The first day of school is a maturing experience for Scout.  She was very excited about going to school for the first time.  She has been jealous of Jem, and thinks that first grade will be wonderful.  After all, Scout is very smart. She can already read and write when she starts school, but that’s part of the problem.

I never looked forward more to anything in my life. Hours of wintertime had found me in the treehouse, looking over at the schoolyard, spying on multitudes of children through a two-power telescope Jem had given me, learning their games … (Ch. 2)

School is not at all what Scout expects.  Miss Caroline is a new teacher who is in way over her head.  Scout gets in trouble for already knowing how to read, and Miss Caroline suggests that Atticus has been wrong to teach her.  Scout is confused because Atticus never taught her to read.  She just learned.  The thought of not reading was too much for her.

Until I feared I would lose it, I never loved to read. One does not love breathing. (Ch. 2)
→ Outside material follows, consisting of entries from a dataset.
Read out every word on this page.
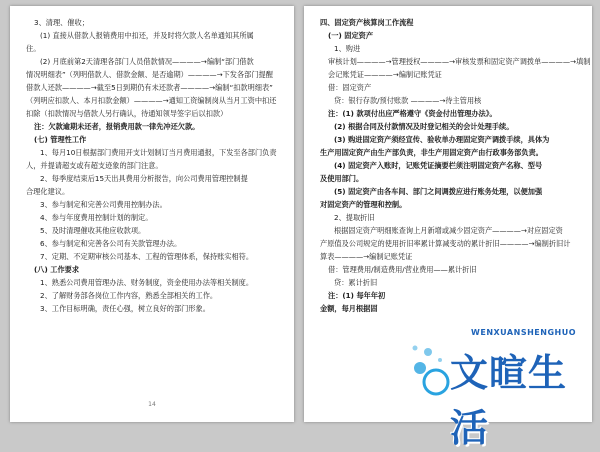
3、清理、催收；
(1) 直接从借款人报销费用中扣还，并及时将欠款人名单通知其所属
住。
(2) 月底前第2天清理各部门人员借款情况————→编制“部门借款
情况明细表”（列明借款人、借款金额、是否逾期）————→下发各部门提醒
借款人还款————→截至5日到期仍有未还款者————→编制“扣款明细表”
（列明应扣款人、本月扣款金额）————→通知工资编制岗从当月工资中扣还
扣除（扣款情况与借款人另行确认，待通知领导签字后以扣款）
注：欠款逾期未还者，报销费用款一律先冲还欠款。
(七) 管理性工作
1、每月10日根据部门费用开支计划制订当月费用通报，下发至各部门负责
人，并提请超支或有超支迹象的部门注意。
2、每季度结束后15天出具费用分析报告，向公司费用管理控制提
合理化建议。
3、参与制定和完善公司费用控制办法。
4、参与年度费用控制计划的制定。
5、及时清理催收其他应收款项。
6、参与制定和完善各公司有关款管理办法。
7、定期、不定期审核公司基本、工程的管理体系，保持账实相符。
(八) 工作要求
1、熟悉公司费用管理办法、财务制度，资金使用办法等相关制度。
2、了解财务部各岗位工作内容，熟悉全部相关的工作。
3、工作目标明确，责任心强，树立良好的部门形象。
14
四、固定资产核算岗工作流程
(一) 固定资产
1、购进
审核计划————→管理授权————→审核发票和固定资产调拨单————→填制
会记账凭证————→编制记账凭证
借：固定资产
贷：银行存款/预付账款 ————→待主管用核
注：(1) 款项付出应严格遵守《资金付出管理办法》。
(2) 根据合同及付款情况及时登记相关的会计处理手续。
(3) 购进固定资产须经宣传、验收单办理固定资产调拨手续，具体为
生产用固定资产由生产部负责，非生产用固定资产由行政事务部负责。
(4) 固定资产入账时，记账凭证摘要栏须注明固定资产名称、型号
及使用部门。
(5) 固定资产由各车间、部门之间调拨应进行账务处理，以便加强
对固定资产的管理和控制。
2、提取折旧
根据固定资产明细账查询上月新增或减少固定资产————→对应固定资
产原值及公司规定的使用折旧率累计算减变动的累计折旧————→编制折旧计
算表————→编制记账凭证
借：管理费用/制造费用/营业费用——累计折旧
贷：累计折旧
注：(1) 每年年初
金额，每月根据固
WENXUANSHENGHUO
文暄生活
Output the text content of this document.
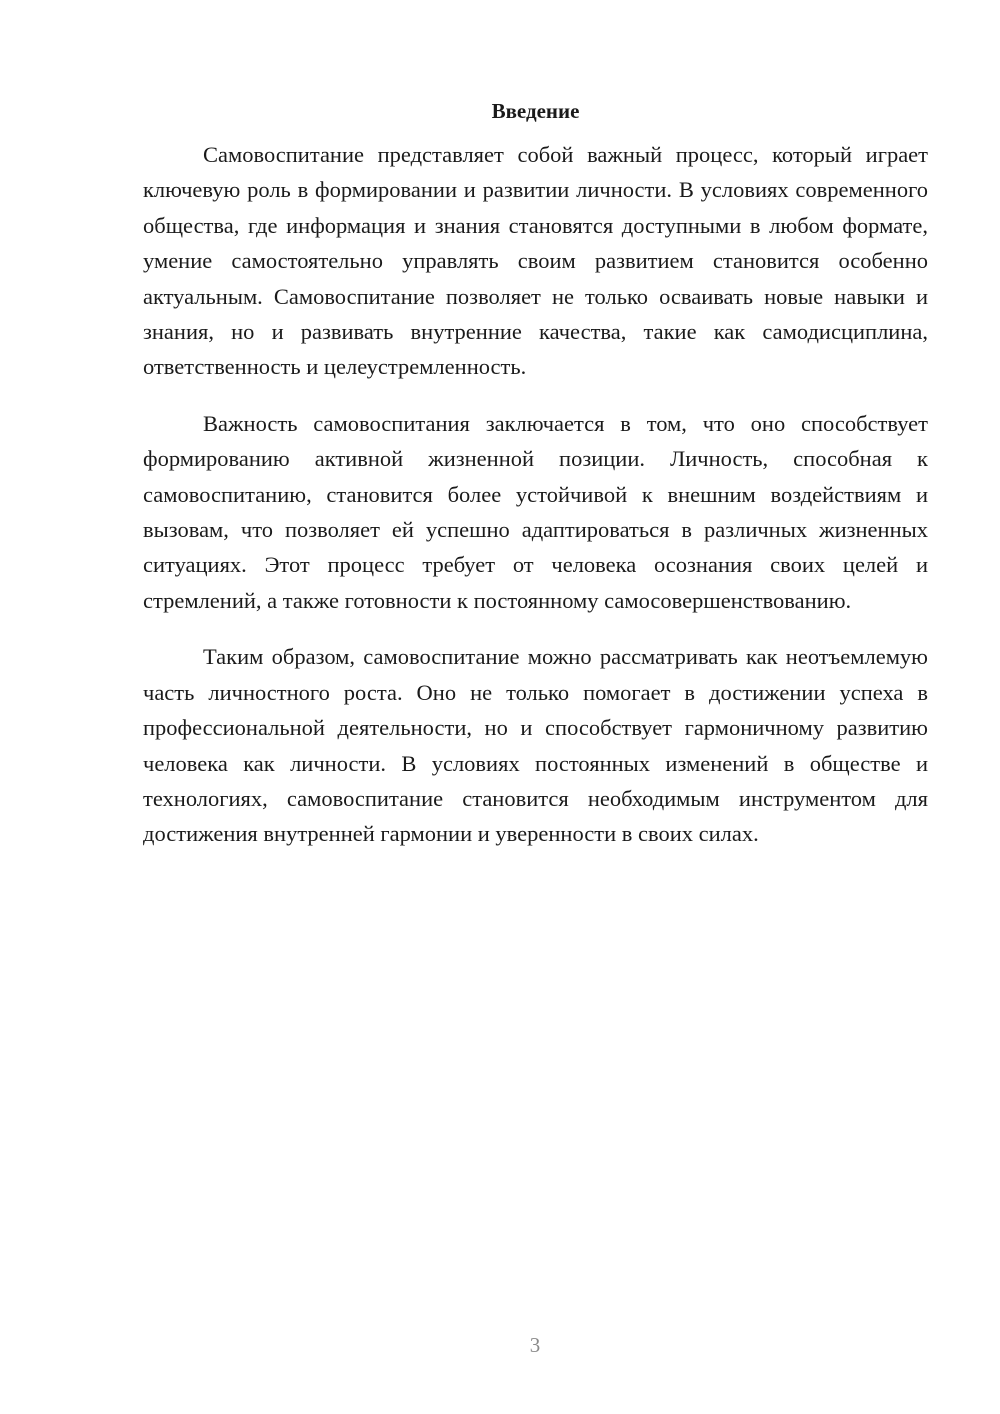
Введение

Самовоспитание представляет собой важный процесс, который играет ключевую роль в формировании и развитии личности. В условиях современного общества, где информация и знания становятся доступными в любом формате, умение самостоятельно управлять своим развитием становится особенно актуальным. Самовоспитание позволяет не только осваивать новые навыки и знания, но и развивать внутренние качества, такие как самодисциплина, ответственность и целеустремленность.

Важность самовоспитания заключается в том, что оно способствует формированию активной жизненной позиции. Личность, способная к самовоспитанию, становится более устойчивой к внешним воздействиям и вызовам, что позволяет ей успешно адаптироваться в различных жизненных ситуациях. Этот процесс требует от человека осознания своих целей и стремлений, а также готовности к постоянному самосовершенствованию.

Таким образом, самовоспитание можно рассматривать как неотъемлемую часть личностного роста. Оно не только помогает в достижении успеха в профессиональной деятельности, но и способствует гармоничному развитию человека как личности. В условиях постоянных изменений в обществе и технологиях, самовоспитание становится необходимым инструментом для достижения внутренней гармонии и уверенности в своих силах.

3
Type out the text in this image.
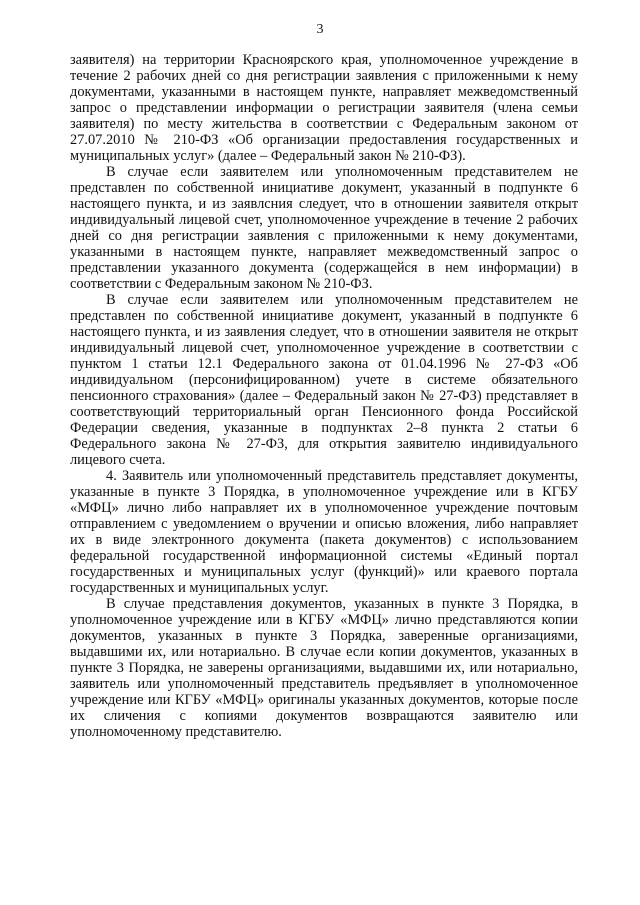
3

заявителя) на территории Красноярского края, уполномоченное учреждение в течение 2 рабочих дней со дня регистрации заявления с приложенными к нему документами, указанными в настоящем пункте, направляет межведомственный запрос о представлении информации о регистрации заявителя (члена семьи заявителя) по месту жительства в соответствии с Федеральным законом от 27.07.2010 № 210-ФЗ «Об организации предоставления государственных и муниципальных услуг» (далее – Федеральный закон № 210-ФЗ).

В случае если заявителем или уполномоченным представителем не представлен по собственной инициативе документ, указанный в подпункте 6 настоящего пункта, и из заявлсния следует, что в отношении заявителя открыт индивидуальный лицевой счет, уполномоченное учреждение в течение 2 рабочих дней со дня регистрации заявления с приложенными к нему документами, указанными в настоящем пункте, направляет межведомственный запрос о представлении указанного документа (содержащейся в нем информации) в соответствии с Федеральным законом № 210-ФЗ.

В случае если заявителем или уполномоченным представителем не представлен по собственной инициативе документ, указанный в подпункте 6 настоящего пункта, и из заявления следует, что в отношении заявителя не открыт индивидуальный лицевой счет, уполномоченное учреждение в соответствии с пунктом 1 статьи 12.1 Федерального закона от 01.04.1996 № 27-ФЗ «Об индивидуальном (персонифицированном) учете в системе обязательного пенсионного страхования» (далее – Федеральный закон № 27-ФЗ) представляет в соответствующий территориальный орган Пенсионного фонда Российской Федерации сведения, указанные в подпунктах 2–8 пункта 2 статьи 6 Федерального закона № 27-ФЗ, для открытия заявителю индивидуального лицевого счета.

4. Заявитель или уполномоченный представитель представляет документы, указанные в пункте 3 Порядка, в уполномоченное учреждение или в КГБУ «МФЦ» лично либо направляет их в уполномоченное учреждение почтовым отправлением с уведомлением о вручении и описью вложения, либо направляет их в виде электронного документа (пакета документов) с использованием федеральной государственной информационной системы «Единый портал государственных и муниципальных услуг (функций)» или краевого портала государственных и муниципальных услуг.

В случае представления документов, указанных в пункте 3 Порядка, в уполномоченное учреждение или в КГБУ «МФЦ» лично представляются копии документов, указанных в пункте 3 Порядка, заверенные организациями, выдавшими их, или нотариально. В случае если копии документов, указанных в пункте 3 Порядка, не заверены организациями, выдавшими их, или нотариально, заявитель или уполномоченный представитель предъявляет в уполномоченное учреждение или КГБУ «МФЦ» оригиналы указанных документов, которые после их сличения с копиями документов возвращаются заявителю или уполномоченному представителю.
At school, Scout and her classmates try to show their clueless teacher the ways of Maycomb, from the Ewells to the Cunninghams.  Burris Ewell gets into an altercation with her when she suggests he bathe, and she tries to give Walter Cunningham a quarter for lunch.  She does not know the special place the Ewells have in Maycomb society, and isn’t aware that a Cunningham never borrows money because he can’t pay it back.

Scout does not want to return to school.  She feels like her teacher is mean to her and school is not what she expected.  Atticus uses this experience to teach Scout her most important lesson so far—the importance of empathy.  He tells her that she will get along better with people if she learns to look at things from their point of view, because you can never understand a person “until you climb into his skin and walk around in it” (Ch. 3).

Atticus tells Scout that they will continue to read together, but she must continue to go to school.  School never really gets better for Scout, but she develops more reasonable expectations as time goes on.  She is well ahead of her class and teachers intellectually, but Scout matures emotionally.